Il secondo set vede Trento partire forte, portandosi sul punteggio a favore di 6-3 dopo un pallone fuori di Keita. Verona non molla e pareggia i conti sul risultato di 8-8 grazie agli errori in attacco della squadra di coach Mendez. La partita ora rimane equilibrata con sorpassi da parte di una squadra e di controsorpassi da parte dell’altra fino al finale di set dove due ace dell’airone Keita e di una palla sbagliata da parte dell’attaccante trentino Bristot. Verona chiude il set sul risultato di 25-22.

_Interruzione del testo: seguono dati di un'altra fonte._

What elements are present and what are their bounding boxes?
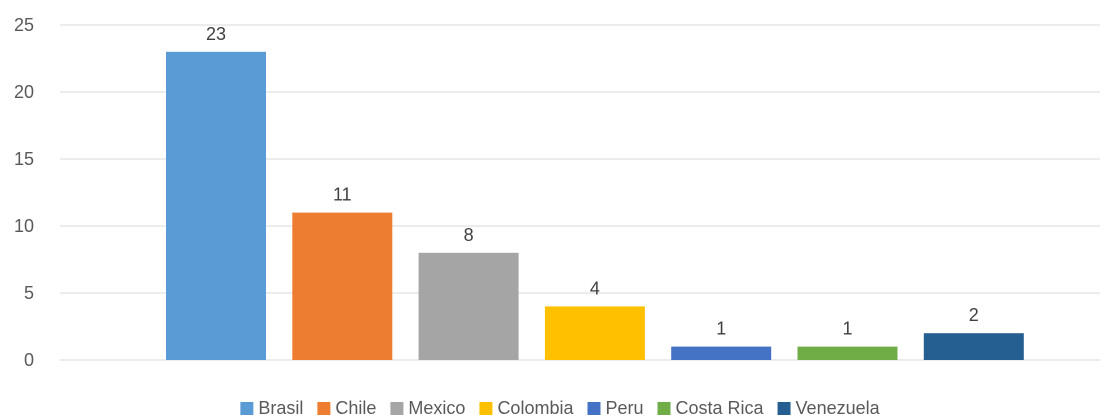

Il terzo set non lascia scampo all’Itas trentino sin dalle prime battute. La Rana Verona, infatti, parte subito fortissimo e si porta sul parziale di 6-1 a proprio favore, anche grazie alle difese del libero Staforini. Trento prova a non arrendersi, ma Verona la fa da padrone e allunga il distacco. Nel finale è Keita ad aggiudicarsi il match point e il capitano della squadra Mozic a conquistare il punto vittoria sul risultato di parziale di 25-20.
A brillare per Verona è il palleggiatore Christenson, che grazie ad una regia degna di nota, si aggiudica il premio MVP. In attacco si confermano i due mattatori del match Keita e Ferreira Souza con rispettivamente 15 e 12 punti. Trentino non brilla, gli unici due giocatori ad andare in doppia cifra sono Faure con 13 punti e Ramon con 10 punti.
LA SOPRESA VERONA, SENZA DARE PER VINTE PERUGIA E TRENTO
Le final four di Coppa Italia hanno dato delle risposte definitive su quelle che saranno le contendenti a giocarsi lo scudetto nei play off di fine stagione: Verona, Perugia e Trento sono le favorite ma occhio anche a Piacenza e alle non qualificate Modena e Civitanova che se in giornata potrebbero mettere in difficoltà le prime tre della classe.
Verona in queste finali ha sorpreso, battendo per 3-0 prima la favorita Perugia e poi Trentino in due match combattuti ma senza storia. La giovane età e la spavalderia della squadra Veneta sono stati i punti a favore che hanno portato alla conquista del primo trofeo della storia. Per ripetersi sarà difficile ma Keita e compagni sicuramente non molleranno.
Trento non emerge in finale e ha faticato a portarsi a casa la semifinale nella giornata di sabato contro Piacenza. Gli infortuni probabilmente sono stati fatali: l’assenza di Michieletto ha pesato così come l’utilizzo a mezzo servizio del rientrante Lavia. Per il proseguo della stagione sarà tutta un’altra storia e sicuramente i ragazzi di Coach Mendez diranno la loro.
Delude Perugia che non vince neanche un set nella semifinale contro Verona e torna a casa molto ridimensionata. Le aspettative per la squadra di coach Lorenzetti erano diverse e forse molti esperti di pallavolo si aspettavano una vittoria della coppa proprio da parte della squadra umbra. Per lo scudetto e la Champions League nulla è impossibile, restano ancora i favoriti ma dovranno tirare fuori gli artigli da squadra esperta per conquistare i trofei.
Un gradino al di sotto delle tre squadre citate in precedenza è Piacenza che anche a causa dell’assenza di Galassi non riesce ad aggiudicarsi la finale dopo una partita combattuta contro l’Itas Trentino. Lo scudetto è quasi impossibile da riuscire a vincere ma se in giornata di grazia la squadra può mettere in seria difficoltà le vere favorite, Verona, Trento e Perugia.